Similarly, Citigroup announced in September that it would procure 100% renewable energy for global operations by 2020, part of its broader $100 billion environmental financing campaign launched in 2014. While Citi has yet to identify which projects it will contract with, the bank says it is soliciting clients for proposals as part of an internal effort to bring together various divisions, including its energy trading division, Citigroup Energy Inc. and its Alternative Energy Finance group.
"A 100% renewable energy goal for a bank with our scale is pretty ambitious in three years," Citigroup director and global head of corporate sustainability Valerie Smith said in an interview. "We are intentionally not going into the goal fully baked, but with the idea that we want to crowd source from our community of clients and relationships to get the right ideas."
Eyes on economics
The banking sector's familiarity with deal structuring and fundraising could confer an advantage against competing firms looking to serve corporate renewables buyers. But before full-fledged product offerings are made, banks are standing by to see the result of their initial investments, squaring their returns with those of other contracted assets.

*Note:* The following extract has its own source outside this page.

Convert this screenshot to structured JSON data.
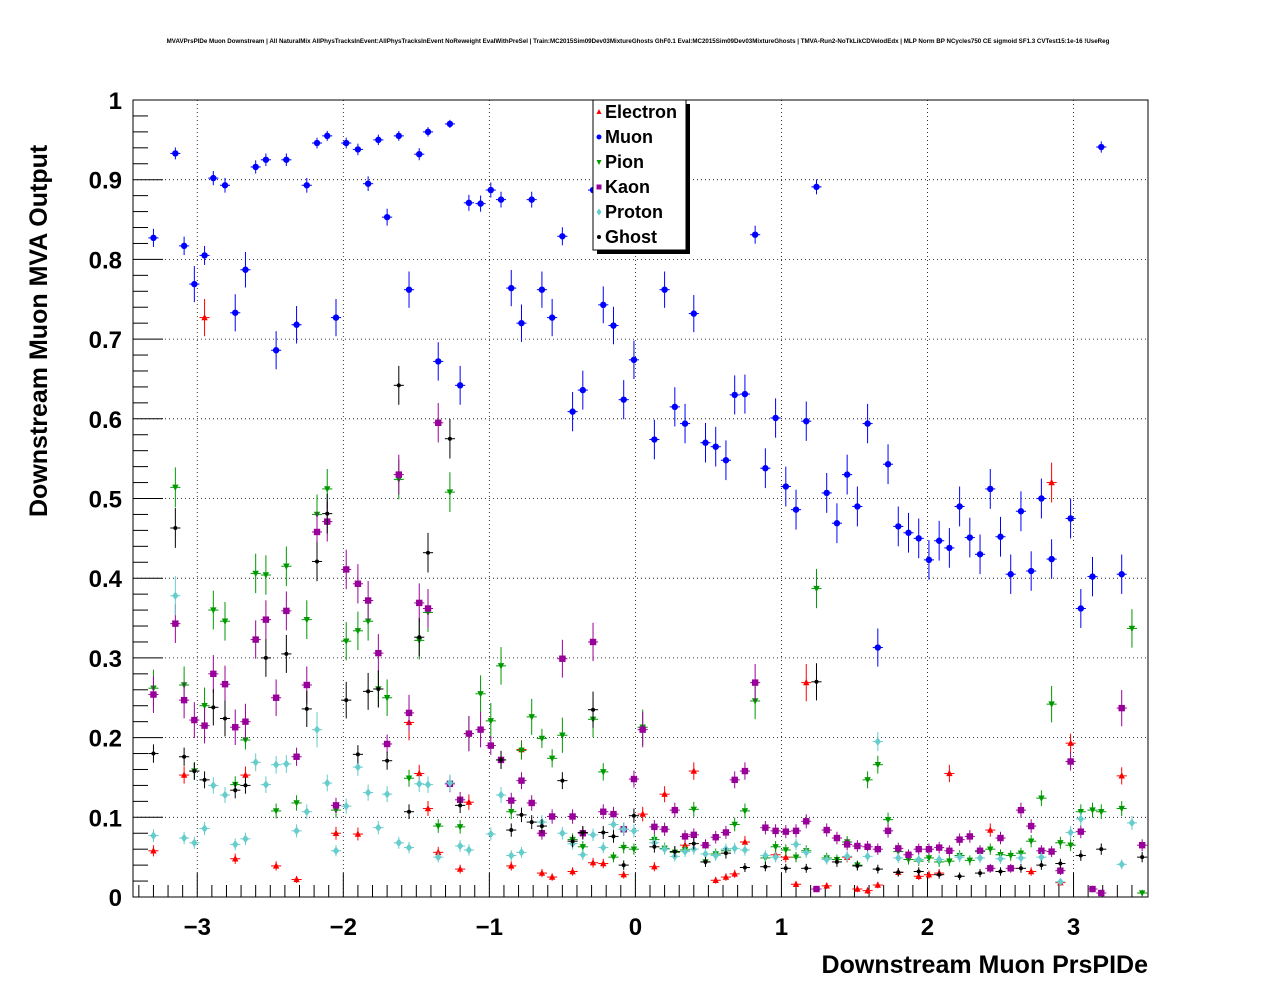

Pricing dynamics in wholesale power markets have only underscored the role of risk management to achieve corporate renewables goals.
"It will be interesting to understand in the next couple years as a lot of the plants get built, and broader influences on the market, how pricing is impacted at the end of the day," global head of ESG in Goldman Sachs' corporate services and real estate group, Cindy Quan, said in an interview. "There is a lot of curiosity on our team to see the economics, and once we see the realities of what's happening, we can cost-compare against different corporates."
Goldman's internal commodities group, J. Aron & Co., has taken the lead on hedging basis risk for the bank's long-term PPA signed with NextEra Energy Inc., effectively bringing together all the components of the project structuring in-house to help the operations team fine tune the terms.
"Given that we have a specific team internally, we quickly pulled J. Aron in as our core team to provide the market intelligence we needed to structure our deal," Quan added. "It's part of their core business to manage basis risk, which they are doing on our behalf for our PPA."
Basis risk has proven itself to be a thorn in the side of corporate buyers, leading some to highlight the potential for contracts to prove more costly than power in the spot market. That has driven first-movers like Microsoft Corp. to look for innovative hedging structures to manage basis risk in the form of proxy revenue swaps.
But by owning the hedging capability in-house, banks may have an edge toward attracting new renewable buyers, as well as the option to scale up their wholesale power and renewables commercial offerings should the market experience a recovery in wholesale prices.
"This internal 'all hands on deck' approach is really to bring in expertise from a lot of different teams, and figuring out how to mitigate risk," Smith said. "The benefit to a bank like Citi is to be able to participate in this trend of renewable goals, learn through the process, and be better advisers to our clients."